Often referred to as ‘rats with wings’, feral pigeons have become just as much of a problem in towns and cities as their furry, four-legged counterparts.

Descendants of rock doves, originally cliff dwelling birds, the feral pigeon has adapted well to living alongside humans and is an integral feature of town centres across the country.


Pigeons have been known to carry diseases such as Chiamdiosis, a virus similar to influenza, and Psittacosis, similar to pneumonia.

Tablets pouring from a bottle
Pigeons are known carriers of disease

It is still unknown how big a health risk pigeons pose to humans, with many experts believing the chance of infection to be slight.

An undisputed and particularly visual pigeon problem however is mess. Combined pigeon deposits can weigh up to several tons and costs £15 million a year to clear up.
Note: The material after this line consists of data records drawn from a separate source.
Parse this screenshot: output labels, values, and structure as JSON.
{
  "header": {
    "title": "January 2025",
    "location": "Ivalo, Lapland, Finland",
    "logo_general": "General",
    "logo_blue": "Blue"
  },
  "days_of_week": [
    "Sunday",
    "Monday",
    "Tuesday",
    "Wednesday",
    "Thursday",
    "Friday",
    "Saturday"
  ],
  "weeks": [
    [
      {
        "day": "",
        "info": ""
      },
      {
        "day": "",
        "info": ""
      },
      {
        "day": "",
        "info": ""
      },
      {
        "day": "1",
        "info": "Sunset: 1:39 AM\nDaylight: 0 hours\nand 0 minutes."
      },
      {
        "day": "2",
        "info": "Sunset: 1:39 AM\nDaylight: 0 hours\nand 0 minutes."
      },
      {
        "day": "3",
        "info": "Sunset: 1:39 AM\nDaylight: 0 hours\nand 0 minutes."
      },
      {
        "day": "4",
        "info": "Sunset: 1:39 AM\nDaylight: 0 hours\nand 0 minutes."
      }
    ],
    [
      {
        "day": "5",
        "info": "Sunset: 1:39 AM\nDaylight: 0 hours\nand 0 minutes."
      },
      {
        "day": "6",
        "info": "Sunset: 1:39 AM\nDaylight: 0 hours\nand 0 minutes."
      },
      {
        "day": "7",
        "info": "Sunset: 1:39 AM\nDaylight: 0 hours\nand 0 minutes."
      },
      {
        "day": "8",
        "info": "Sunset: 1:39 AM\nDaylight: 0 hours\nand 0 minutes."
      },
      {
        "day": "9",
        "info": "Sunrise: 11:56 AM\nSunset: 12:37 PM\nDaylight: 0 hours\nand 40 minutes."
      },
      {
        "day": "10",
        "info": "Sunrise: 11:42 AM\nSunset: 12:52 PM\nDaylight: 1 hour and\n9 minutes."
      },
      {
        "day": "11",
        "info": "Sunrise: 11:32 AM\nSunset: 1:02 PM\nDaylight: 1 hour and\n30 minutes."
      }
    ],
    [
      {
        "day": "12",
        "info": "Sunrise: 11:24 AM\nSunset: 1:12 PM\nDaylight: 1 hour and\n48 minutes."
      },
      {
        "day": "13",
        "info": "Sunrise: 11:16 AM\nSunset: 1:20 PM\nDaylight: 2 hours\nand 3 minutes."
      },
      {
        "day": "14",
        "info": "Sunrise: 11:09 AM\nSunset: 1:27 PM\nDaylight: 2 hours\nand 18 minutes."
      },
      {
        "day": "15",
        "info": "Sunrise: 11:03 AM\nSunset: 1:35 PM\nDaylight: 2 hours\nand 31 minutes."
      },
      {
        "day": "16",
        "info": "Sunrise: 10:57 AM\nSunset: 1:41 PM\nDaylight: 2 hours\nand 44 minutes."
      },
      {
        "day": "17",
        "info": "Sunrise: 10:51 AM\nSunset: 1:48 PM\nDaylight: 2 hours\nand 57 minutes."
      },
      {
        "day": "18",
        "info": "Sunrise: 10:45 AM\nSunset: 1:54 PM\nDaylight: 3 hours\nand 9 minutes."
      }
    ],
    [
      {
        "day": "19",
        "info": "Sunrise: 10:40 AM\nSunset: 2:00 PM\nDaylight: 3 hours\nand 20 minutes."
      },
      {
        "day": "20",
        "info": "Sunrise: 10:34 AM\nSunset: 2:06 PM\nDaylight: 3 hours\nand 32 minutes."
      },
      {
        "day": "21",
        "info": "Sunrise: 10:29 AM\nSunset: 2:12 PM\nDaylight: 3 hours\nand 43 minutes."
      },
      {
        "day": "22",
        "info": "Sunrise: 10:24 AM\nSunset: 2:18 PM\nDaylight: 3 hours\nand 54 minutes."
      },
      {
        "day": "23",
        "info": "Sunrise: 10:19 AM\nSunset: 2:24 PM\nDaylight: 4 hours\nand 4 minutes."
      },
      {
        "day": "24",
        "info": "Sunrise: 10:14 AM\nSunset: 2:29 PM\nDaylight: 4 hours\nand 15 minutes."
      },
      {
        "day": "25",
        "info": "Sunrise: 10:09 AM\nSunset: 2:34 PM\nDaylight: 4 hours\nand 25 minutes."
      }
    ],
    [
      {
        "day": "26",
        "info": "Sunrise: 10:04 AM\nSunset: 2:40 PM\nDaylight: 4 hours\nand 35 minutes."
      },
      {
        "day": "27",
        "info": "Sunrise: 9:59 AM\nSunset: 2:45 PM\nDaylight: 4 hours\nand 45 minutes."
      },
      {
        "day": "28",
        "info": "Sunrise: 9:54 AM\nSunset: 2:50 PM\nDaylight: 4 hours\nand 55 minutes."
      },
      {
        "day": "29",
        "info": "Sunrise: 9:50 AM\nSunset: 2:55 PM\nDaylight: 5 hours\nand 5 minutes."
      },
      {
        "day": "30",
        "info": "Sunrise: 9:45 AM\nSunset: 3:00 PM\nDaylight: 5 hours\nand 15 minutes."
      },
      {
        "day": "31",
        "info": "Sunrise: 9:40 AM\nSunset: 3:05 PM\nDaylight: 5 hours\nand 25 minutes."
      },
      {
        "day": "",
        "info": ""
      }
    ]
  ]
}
Droppings not only cause buildings to look unsightly, but can cause long term damage according to Iain Turner, sales marketing manager of a pest control firm.

"Droppings deface buildings and can in the long term destroy them."
Iain Turner

Fresh droppings, whilst unpleasant, pose no risk to health. It is dried droppings that can potentially spread infection.

Spores from the droppings can be inhaled as dust and carried on the wind. It can cause a flu like illness in healthy people, but poses more serious problems to those with low immunity.

Residential and rural pest

Pigeons not only pose problems in residential areas, farmers also suffer at the hands, or rather beaks of this feathered pest.

Tractor ploughing a field
Pigeons pose a problem in residential and rural areas alike

In the course of a single year, a feral pigeon can eat its way through 64 pounds of food. With an estimated 18 million feral pigeons in Britain, this can pose a serious problem.

One farmer’s solution? A man called Geoff Garrod.

Geoff is employed by a local farmer to shoot pigeons, which are then sold for around 10 pence each. The majority end up as the dish of the day in European restaurants.

Pest control

As unpopular as the humble pigeon may be, shooting the pest is often frowned upon by the general public. But what are the alternatives?

Contraceptives for pigeons and pigeon predators (real and fake) have been tried with limited success. However now Lowestoft Council are driving birds away from residential areas to specially built feeding and breeding areas in less sensitive places.

So has the pigeon problem been solved? Lowestoft certainly have had successful results with the designated breeding areas.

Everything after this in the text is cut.